A typical second ghost kitchen build-out costs $80,000–$200,000, depending on kitchen size, equipment specs, and local rent deposits. Most operators finance 60–80% of total costs, using SBA 7(a) loans ($25,000–$5,000,000 available) or equipment financing for machinery and build-out components.
What credit score do I need to qualify for ghost kitchen expansion financing?
SBA 7(a) lenders typically require a minimum FICO score of 680, though some accept 640–660 with compensating factors like 2+ years operating history and strong revenue. Alternative lenders may approve scores as low as 600–620 with higher rates.
How fast can I get funded for a second ghost kitchen location?
SBA 7(a) loans close in 30–45 days.

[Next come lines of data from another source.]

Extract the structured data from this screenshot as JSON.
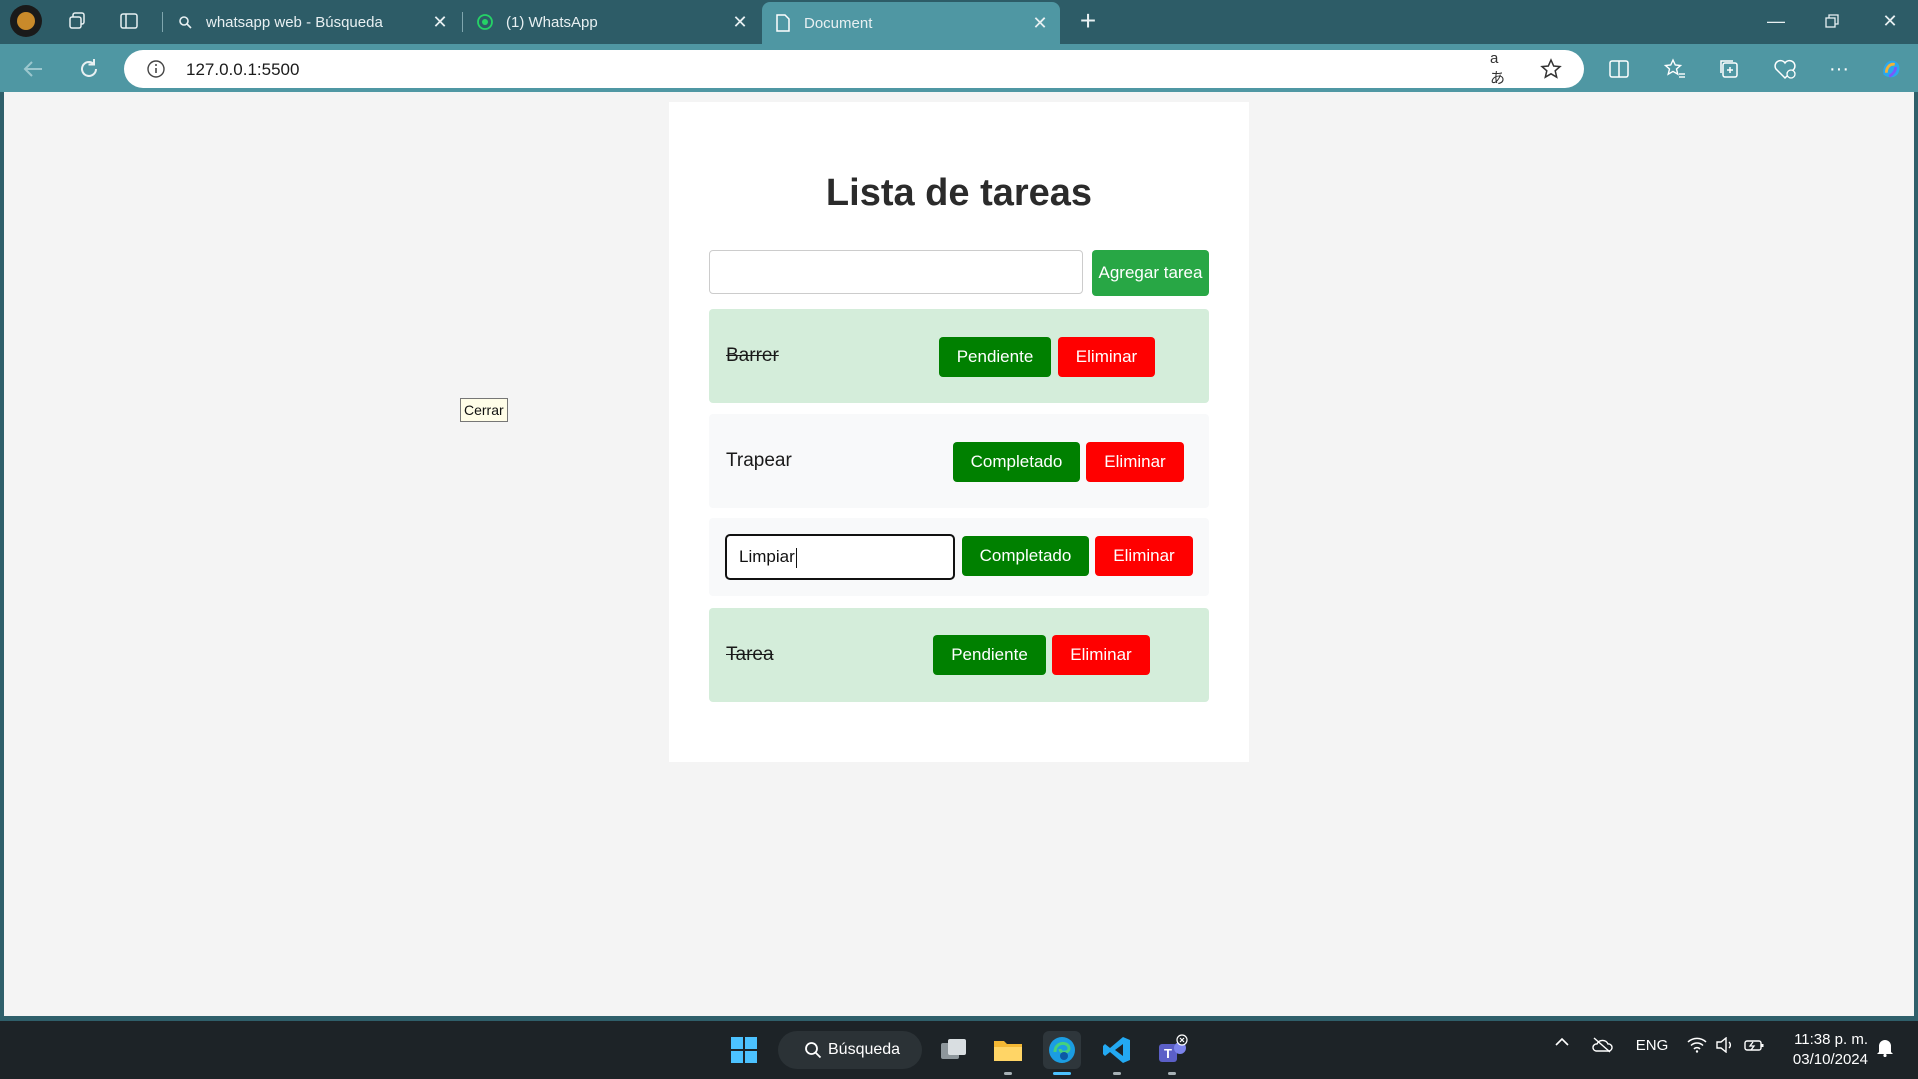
{
  "browser": {
    "tabs": [
      {
        "title": "whatsapp web - Búsqueda",
        "icon": "search-icon",
        "active": false
      },
      {
        "title": "(1) WhatsApp",
        "icon": "whatsapp-icon",
        "active": false
      },
      {
        "title": "Document",
        "icon": "document-icon",
        "active": true
      }
    ],
    "url": "127.0.0.1:5500",
    "accent": "#4f97a3"
  },
  "page": {
    "heading": "Lista de tareas",
    "new_task_value": "",
    "add_button": "Agregar tarea",
    "floating_button": "Cerrar",
    "tasks": [
      {
        "text": "Barrer",
        "state": "completed",
        "toggle_label": "Pendiente",
        "delete_label": "Eliminar"
      },
      {
        "text": "Trapear",
        "state": "pending",
        "toggle_label": "Completado",
        "delete_label": "Eliminar"
      },
      {
        "text": "Limpiar",
        "state": "editing",
        "toggle_label": "Completado",
        "delete_label": "Eliminar"
      },
      {
        "text": "Tarea",
        "state": "completed",
        "toggle_label": "Pendiente",
        "delete_label": "Eliminar"
      }
    ],
    "colors": {
      "add": "#28a745",
      "toggle": "#008000",
      "delete": "#ff0000",
      "done_bg": "#d4edda"
    }
  },
  "taskbar": {
    "search_label": "Búsqueda",
    "language": "ENG",
    "time": "11:38 p. m.",
    "date": "03/10/2024"
  }
}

Direct equipment financing closes in 10–14 days. Merchant cash advances fund in 2–5 business days, but carry effective APRs of 40–200% and are best suited for short-term working capital, not build-out financing.
Do I need 2 years of business history to expand to a second ghost kitchen?
Yes. SBA 7(a) loans require at least 24 months in business at your current location. If you're below 24 months, equipment financing and merchant cash advances have shorter histories (3–6 months), though rates will be higher and loan amounts smaller.
Can I finance kitchen equipment separately from facility build-out costs?
Yes. Equipment financing and SBA 7(a) loans can be stacked—equipment financing typically covers ovens, fryers, prep tables, and hoods (7–10 year terms at 7–10% APR), while a separate term loan or build-out line covers rent deposits, HVAC, and plumbing. This separation improves approval odds and lowers blended rates.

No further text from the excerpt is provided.